A freight hold usually refers to an issue is processing through customs. Error in the paperwork or the freight selected for additional inspection. The QC could have been added to make it sound a more benign issue, or Toyota is doing the hold for some reason. Maybe waiting for floor mats.
Just discovered that my XLE is, indeed, in QC at port. Been on hold since 3/15. Just heard back from my sales rep that it should be released soon and things should get moving again.
After a quick google search, a 30-day QC hold doesn’t seem all that uncommon with Toyota vehicles. Hoping it gets moving soon.
Yeah, but what the heck is the "port" doing, for a month? Those cars roll out of the factory ready for the street.

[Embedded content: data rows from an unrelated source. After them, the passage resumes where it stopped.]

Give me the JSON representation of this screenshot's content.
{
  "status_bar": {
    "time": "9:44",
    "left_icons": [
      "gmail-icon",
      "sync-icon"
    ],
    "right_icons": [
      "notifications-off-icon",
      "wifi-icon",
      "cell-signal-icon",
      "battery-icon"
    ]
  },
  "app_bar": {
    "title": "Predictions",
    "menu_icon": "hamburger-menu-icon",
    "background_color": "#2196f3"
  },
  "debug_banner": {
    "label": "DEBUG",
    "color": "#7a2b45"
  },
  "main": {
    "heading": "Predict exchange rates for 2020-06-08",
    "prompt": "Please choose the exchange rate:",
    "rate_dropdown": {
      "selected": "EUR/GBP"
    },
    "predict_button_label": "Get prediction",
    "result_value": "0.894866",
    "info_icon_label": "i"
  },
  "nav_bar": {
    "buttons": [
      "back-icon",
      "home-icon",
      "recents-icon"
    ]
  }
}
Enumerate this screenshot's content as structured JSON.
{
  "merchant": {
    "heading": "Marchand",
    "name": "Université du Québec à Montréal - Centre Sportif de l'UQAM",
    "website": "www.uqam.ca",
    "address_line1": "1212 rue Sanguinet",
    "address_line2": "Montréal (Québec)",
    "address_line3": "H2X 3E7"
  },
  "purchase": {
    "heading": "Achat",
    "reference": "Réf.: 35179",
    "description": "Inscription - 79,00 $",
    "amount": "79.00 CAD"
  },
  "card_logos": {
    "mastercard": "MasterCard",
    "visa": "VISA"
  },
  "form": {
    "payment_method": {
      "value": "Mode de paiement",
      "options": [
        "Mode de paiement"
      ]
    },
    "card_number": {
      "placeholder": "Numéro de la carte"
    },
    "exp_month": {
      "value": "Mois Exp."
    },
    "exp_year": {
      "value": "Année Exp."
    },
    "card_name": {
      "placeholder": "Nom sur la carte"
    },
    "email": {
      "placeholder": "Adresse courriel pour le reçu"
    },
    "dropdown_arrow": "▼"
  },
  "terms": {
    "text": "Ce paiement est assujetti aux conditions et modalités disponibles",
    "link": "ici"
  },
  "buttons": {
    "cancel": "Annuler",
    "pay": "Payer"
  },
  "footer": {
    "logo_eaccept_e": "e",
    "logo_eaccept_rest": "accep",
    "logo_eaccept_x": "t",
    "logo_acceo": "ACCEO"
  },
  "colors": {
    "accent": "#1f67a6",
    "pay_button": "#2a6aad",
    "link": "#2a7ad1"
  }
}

I attached the image my sales rep sent today (sorry about quality). It just says “under study”, so your guess is as good as mine.
Logic suggests that Toyota would have people at the port inspect all cars coming off the ships to make sure there was no damage from the time the car left the factory to the time it rolled off the ship. If they find something a little wrong(I'm thinking scratches in the paint, maybe a car throws a code on arrival), they would set aside the car to be addressed by a Toyota team at the port that handles nothing but those cases. If they're short handed or overwhelmed after a bad batch of cars(or even if your car just happens to be the last one on the list from that ship), I could see it taking quite awhile. If I were Toyota, I would want just enough staffing to finish one batch of held cars just before the next shipment arrived. But I have absolutely no knowledge of how Toyota actually operates. I'm just thinking this would be a logical system for a brand whose reputation is built on quality and reliability.
haven't there always been port installed options? normally, you would expect cars to get their qc a truck load at a time and off they go. idk if that's true, but the way they are trickling in off the boat, it does seem odd
I thought that was the dealership's responsibility, namely the Pre-Delivery Inspection. that you pay through the nose for. And they mostly "mail it in", turn vehicles over to customers with tires at max sidewall, temp spares at 40 psi, dead 12 volt batteries, and those locking pin hole plugs still sitting in the glove box. I can't see Toyota corporate spending a cent more than needed at the port.
Could easily be just paperwork. There could also be issues on the port side. They are still seeing issues in labor shortages.